7. Efsane: Gecenin bir vakti uyanırsan, tekrar uyuyabilmek için yatakta kalmalısın
Eğer yatağınızda rahat hissediyorsanız, uykuya daha rahat dalabilirsiniz. Fakat strese girerseniz, kendinizi zorlamayı bırakın. Yatakta uykuya dalmanız 20 dakikadan fazla sürerse, başka bir şey yapmayı deneyin. Güçlü duygusal tepkileri tetikleyen şeylerden kaçının ve bilgisayar, telefon veya televizyon gibi parlak ekranlı uyarıcılardan uzak durun. Kitap okumaya çalışın ya da biraz çay için.

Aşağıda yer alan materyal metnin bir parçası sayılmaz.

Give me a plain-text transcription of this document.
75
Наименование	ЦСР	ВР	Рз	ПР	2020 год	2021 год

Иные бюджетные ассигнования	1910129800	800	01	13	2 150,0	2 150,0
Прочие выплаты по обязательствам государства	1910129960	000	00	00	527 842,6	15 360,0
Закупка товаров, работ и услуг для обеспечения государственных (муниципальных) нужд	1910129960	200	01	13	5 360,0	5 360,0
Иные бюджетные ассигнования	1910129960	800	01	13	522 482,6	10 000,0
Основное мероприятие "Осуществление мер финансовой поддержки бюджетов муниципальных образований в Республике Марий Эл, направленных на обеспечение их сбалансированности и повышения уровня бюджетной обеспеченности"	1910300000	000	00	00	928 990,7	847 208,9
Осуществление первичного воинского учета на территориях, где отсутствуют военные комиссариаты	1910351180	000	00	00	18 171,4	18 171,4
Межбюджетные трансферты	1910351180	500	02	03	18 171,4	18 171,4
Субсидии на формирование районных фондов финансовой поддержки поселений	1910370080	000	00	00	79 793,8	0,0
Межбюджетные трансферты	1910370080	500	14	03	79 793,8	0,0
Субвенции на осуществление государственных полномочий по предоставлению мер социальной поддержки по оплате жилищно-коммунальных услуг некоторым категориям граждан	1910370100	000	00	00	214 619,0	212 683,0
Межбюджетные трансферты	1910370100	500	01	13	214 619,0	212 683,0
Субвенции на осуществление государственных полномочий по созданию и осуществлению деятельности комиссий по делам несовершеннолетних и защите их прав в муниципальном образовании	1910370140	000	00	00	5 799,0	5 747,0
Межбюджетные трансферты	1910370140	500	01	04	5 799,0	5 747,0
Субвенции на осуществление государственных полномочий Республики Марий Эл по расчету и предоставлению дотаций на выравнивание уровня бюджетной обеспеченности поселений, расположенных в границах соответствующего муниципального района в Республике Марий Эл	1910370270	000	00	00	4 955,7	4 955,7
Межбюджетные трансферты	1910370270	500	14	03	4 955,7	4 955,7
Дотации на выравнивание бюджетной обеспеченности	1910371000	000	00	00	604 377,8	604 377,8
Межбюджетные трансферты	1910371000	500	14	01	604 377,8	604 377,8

8. Efsane: Melatonin desteği uyumaya yardımcı olur
Uyku hapları iyi bir çözüm değilse, “doğal” bir takviye kulağa hoş geliyor değil mi? Sonuçta vücudumuza uyku zamanı geldiğini söyleyen şey melatonin. Fakat melatonin takviyeleri üzerine yapılan araştırmalar o kadar iç açıcı değil. Uykuya dalmaya gerçekten yardım etmiyor. Bazı araştırmalar, ek olarak alınan melatoninin uykuyu sadece bir iki dakika daha erken getirdiğini gösteriyor. Ancak Walker’a göre bu bir plasebo etkisi.
9. Efsane: Bazı insanlar rüya görmez
Rüyalarınızı hatırlamayabilirsiniz ancak kesinlikle rüya görüyorsunuz. Rüyalar hakkında bilmediğimiz çok şey olsa da şundan eminiz ki geceleri hepimiz rüya görüyoruz. Biz rüya görürken, beynimiz de gün boyunca edindiğimiz duyguları ve deneyimleri işliyor. Walker’a göre bu hem duygusal hem de zihinsel sağlığımız için önemli. Ayrıca rüyalar, problem çözme ve yaratıcılığımız ile de bağlantılı. Rüya görürken tam olarak ne olup bittiğini bilemesek de, bizi biz yapan bir şey olduğu kesin; tıpkı uyku gibi.